CHICAGO – Federal Reserve Chairman Ben Bernanke said Thursday that the government must avoid imposing burdensome rules on financial companies as it carries out the biggest regulatory overhaul in seven decades.

“No one’s interests are served by the imposition of ineffective or burdensome rules that lead to excessive increases in costs or unnecessary restrictions in the supply of credit,” Bernanke said in a speech to the Chicago Fed’s annual banking conference.

“Regulators must aim to avoid stifling reasonable risk-taking and innovation in financial markets, as these factors play an important role in fostering broader productivity gains, economic growth and job creation,” he said.

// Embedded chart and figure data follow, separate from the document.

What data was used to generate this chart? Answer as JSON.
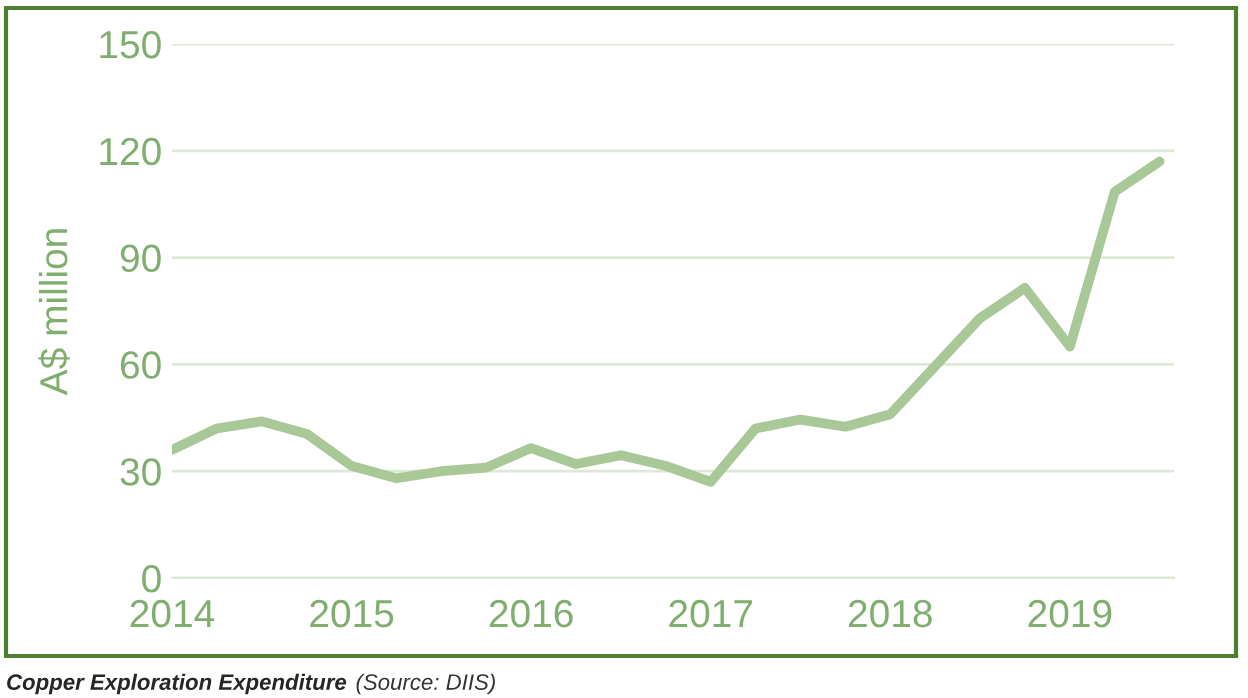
{
  "chart_data": {
    "type": "line",
    "ylabel": "A$ million",
    "annotations": [
      "Copper Exploration Expenditure",
      "(Source: DIIS)"
    ],
    "x": [
      2014,
      2014.25,
      2014.5,
      2014.75,
      2015,
      2015.25,
      2015.5,
      2015.75,
      2016,
      2016.25,
      2016.5,
      2016.75,
      2017,
      2017.25,
      2017.5,
      2017.75,
      2018,
      2018.25,
      2018.5,
      2018.75,
      2019,
      2019.25,
      2019.5
    ],
    "series": [
      {
        "color": "#a8c898",
        "values": [
          36,
          42,
          44,
          40.5,
          31.5,
          28,
          30,
          31,
          36.5,
          32,
          34.5,
          31.5,
          27,
          42,
          44.5,
          42.5,
          46,
          59.5,
          73,
          81.5,
          65,
          108.5,
          117
        ]
      }
    ],
    "xlim": [
      2014,
      2019.58
    ],
    "xticks": [
      2014,
      2015,
      2016,
      2017,
      2018,
      2019
    ],
    "ylim": [
      0,
      150
    ],
    "yticks": [
      0,
      30,
      60,
      90,
      120,
      150
    ],
    "grid": "y",
    "legend": false,
    "marker": "none",
    "line_style": "solid"
  }
}
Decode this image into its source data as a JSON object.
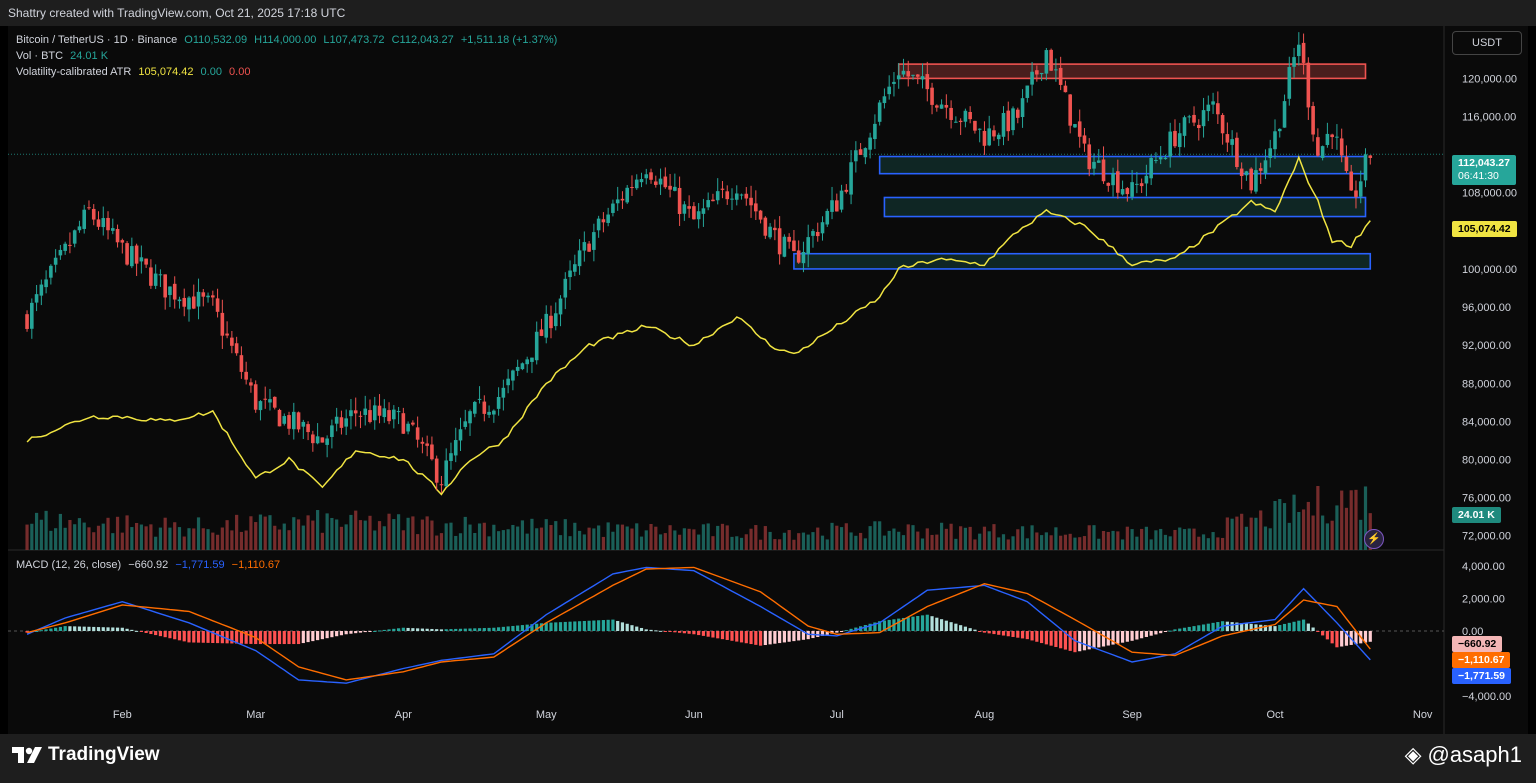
{
  "header": {
    "text": "Shattry created with TradingView.com, Oct 21, 2025 17:18 UTC"
  },
  "legend": {
    "symbol": "Bitcoin / TetherUS · 1D · Binance",
    "open": "O110,532.09",
    "high": "H114,000.00",
    "low": "L107,473.72",
    "close": "C112,043.27",
    "change": "+1,511.18 (+1.37%)",
    "vol_label": "Vol · BTC",
    "vol_value": "24.01 K",
    "atr_label": "Volatility-calibrated ATR",
    "atr_value": "105,074.42",
    "atr_v2": "0.00",
    "atr_v3": "0.00",
    "macd_label": "MACD (12, 26, close)",
    "macd_hist": "−660.92",
    "macd_line": "−1,771.59",
    "macd_signal": "−1,110.67"
  },
  "currency_button": "USDT",
  "tags": {
    "price": "112,043.27",
    "countdown": "06:41:30",
    "atr": "105,074.42",
    "volume": "24.01 K",
    "macd_hist": "−660.92",
    "macd_signal": "−1,110.67",
    "macd_line": "−1,771.59"
  },
  "footer": {
    "brand": "TradingView",
    "handle": "@asaph1"
  },
  "colors": {
    "up": "#26a69a",
    "down": "#ef5350",
    "atr": "#f0e442",
    "macd": "#2962ff",
    "signal": "#ff6d00",
    "zone_blue": "#2962ff",
    "zone_red": "#ef5350"
  },
  "chart_data": [
    {
      "type": "line",
      "title": "Bitcoin / TetherUS · 1D · Binance",
      "x": [
        "Jan 12",
        "Jan 25",
        "Feb 1",
        "Feb 10",
        "Feb 20",
        "Mar 1",
        "Mar 8",
        "Mar 15",
        "Mar 22",
        "Apr 1",
        "Apr 9",
        "Apr 15",
        "Apr 22",
        "May 1",
        "May 10",
        "May 22",
        "Jun 1",
        "Jun 10",
        "Jun 17",
        "Jun 22",
        "Jul 1",
        "Jul 10",
        "Jul 14",
        "Jul 22",
        "Aug 1",
        "Aug 8",
        "Aug 14",
        "Aug 22",
        "Sep 1",
        "Sep 10",
        "Sep 18",
        "Sep 26",
        "Oct 1",
        "Oct 6",
        "Oct 10",
        "Oct 13",
        "Oct 17",
        "Oct 21"
      ],
      "series": [
        {
          "values": [
            95000,
            106000,
            102000,
            98000,
            96000,
            86000,
            84000,
            82000,
            85000,
            84000,
            78000,
            84500,
            87000,
            94000,
            103000,
            111000,
            105000,
            109000,
            104000,
            101000,
            107000,
            117000,
            121000,
            118000,
            114000,
            116000,
            123000,
            112000,
            108000,
            114000,
            117000,
            109000,
            114000,
            124000,
            112000,
            115000,
            107000,
            112043
          ]
        },
        {
          "values": [
            82000,
            84500,
            84500,
            84000,
            85000,
            78000,
            80000,
            77000,
            81000,
            80000,
            76500,
            80000,
            82000,
            88000,
            92000,
            94000,
            92000,
            95000,
            92000,
            91000,
            94000,
            97000,
            100000,
            101000,
            100500,
            104000,
            106000,
            104500,
            100500,
            101000,
            104000,
            107000,
            106000,
            111500,
            107000,
            103000,
            102500,
            105074
          ]
        }
      ],
      "legend": [
        "Volatility-calibrated ATR"
      ],
      "y_ticks": [
        "120,000.00",
        "116,000.00",
        "108,000.00",
        "104,000.00",
        "100,000.00",
        "96,000.00",
        "92,000.00",
        "88,000.00",
        "84,000.00",
        "80,000.00",
        "76,000.00",
        "72,000.00"
      ],
      "x_ticks": [
        "Feb",
        "Mar",
        "Apr",
        "May",
        "Jun",
        "Jul",
        "Aug",
        "Sep",
        "Oct",
        "Nov"
      ],
      "ylim": [
        70500,
        125500
      ],
      "zones": [
        {
          "color": "red",
          "from": 120000,
          "to": 121500,
          "start": "Jul 14",
          "end": "Oct 20"
        },
        {
          "color": "blue",
          "from": 110000,
          "to": 111800,
          "start": "Jul 10",
          "end": "Oct 20"
        },
        {
          "color": "blue",
          "from": 105500,
          "to": 107500,
          "start": "Jul 11",
          "end": "Oct 20"
        },
        {
          "color": "blue",
          "from": 100000,
          "to": 101600,
          "start": "Jun 22",
          "end": "Oct 21"
        }
      ]
    },
    {
      "type": "bar",
      "title": "Vol · BTC",
      "x": [
        "Jan",
        "Feb",
        "Mar",
        "Apr",
        "May",
        "Jun",
        "Jul",
        "Aug",
        "Sep",
        "Oct"
      ],
      "values": [
        26,
        20,
        25,
        22,
        18,
        16,
        18,
        16,
        14,
        45
      ],
      "unit": "K"
    },
    {
      "type": "line",
      "title": "MACD (12, 26, close)",
      "x": [
        "Jan 12",
        "Jan 20",
        "Feb 1",
        "Feb 15",
        "Mar 1",
        "Mar 10",
        "Mar 20",
        "Apr 1",
        "Apr 9",
        "Apr 20",
        "May 1",
        "May 15",
        "May 22",
        "Jun 1",
        "Jun 15",
        "Jun 25",
        "Jul 1",
        "Jul 10",
        "Jul 20",
        "Aug 1",
        "Aug 10",
        "Aug 20",
        "Sep 1",
        "Sep 10",
        "Sep 20",
        "Oct 1",
        "Oct 7",
        "Oct 14",
        "Oct 21"
      ],
      "series": [
        {
          "name": "MACD",
          "values": [
            -200,
            800,
            1800,
            500,
            -1200,
            -3000,
            -3200,
            -2300,
            -1800,
            -1400,
            1000,
            3500,
            3900,
            3700,
            1500,
            -200,
            -300,
            500,
            2500,
            2800,
            1800,
            -600,
            -1900,
            -1400,
            300,
            700,
            2600,
            500,
            -1771.59
          ]
        },
        {
          "name": "Signal",
          "values": [
            -100,
            500,
            1600,
            1200,
            -400,
            -2200,
            -3000,
            -2500,
            -1900,
            -1600,
            500,
            2800,
            3800,
            3900,
            2400,
            300,
            -200,
            -100,
            1500,
            2900,
            2300,
            700,
            -1300,
            -1500,
            -300,
            400,
            1900,
            1500,
            -1110.67
          ]
        }
      ],
      "histogram": [
        -100,
        300,
        200,
        -700,
        -800,
        -800,
        -200,
        200,
        100,
        200,
        500,
        700,
        100,
        -200,
        -900,
        -500,
        -100,
        600,
        1000,
        -100,
        -500,
        -1300,
        -600,
        100,
        600,
        300,
        700,
        -1000,
        -660.92
      ],
      "y_ticks": [
        "4,000.00",
        "2,000.00",
        "0.00",
        "−4,000.00"
      ],
      "ylim": [
        -4600,
        4600
      ]
    }
  ]
}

Bernanke and Fed officials are trying to balance the need to reduce the risk of repeating the 2007-2008 financial crisis with the aim of reviving the economy after the worst recession since the Great Depression. The central bank, under last year’s Dodd-Frank Act, was given the job of overseeing the biggest financial companies.

“While a great deal has been accomplished since the act was passed less than a year ago, much work remains to better understand sources of systemic risk, to develop improved monitoring tools, and to evaluate and implement policy instruments to reduce macroprudential risks,” Bernanke said.

Bernanke has backed a so-called macroprudential approach to supervision that looks at patterns and risks across different companies and markets and not just at how individual firms are performing. He spent most of the speech discussing the approach by the Fed and other regulators to carrying out the Dodd-Frank Act.

The Fed chief didn’t discuss the outlook for the economy or monetary policy.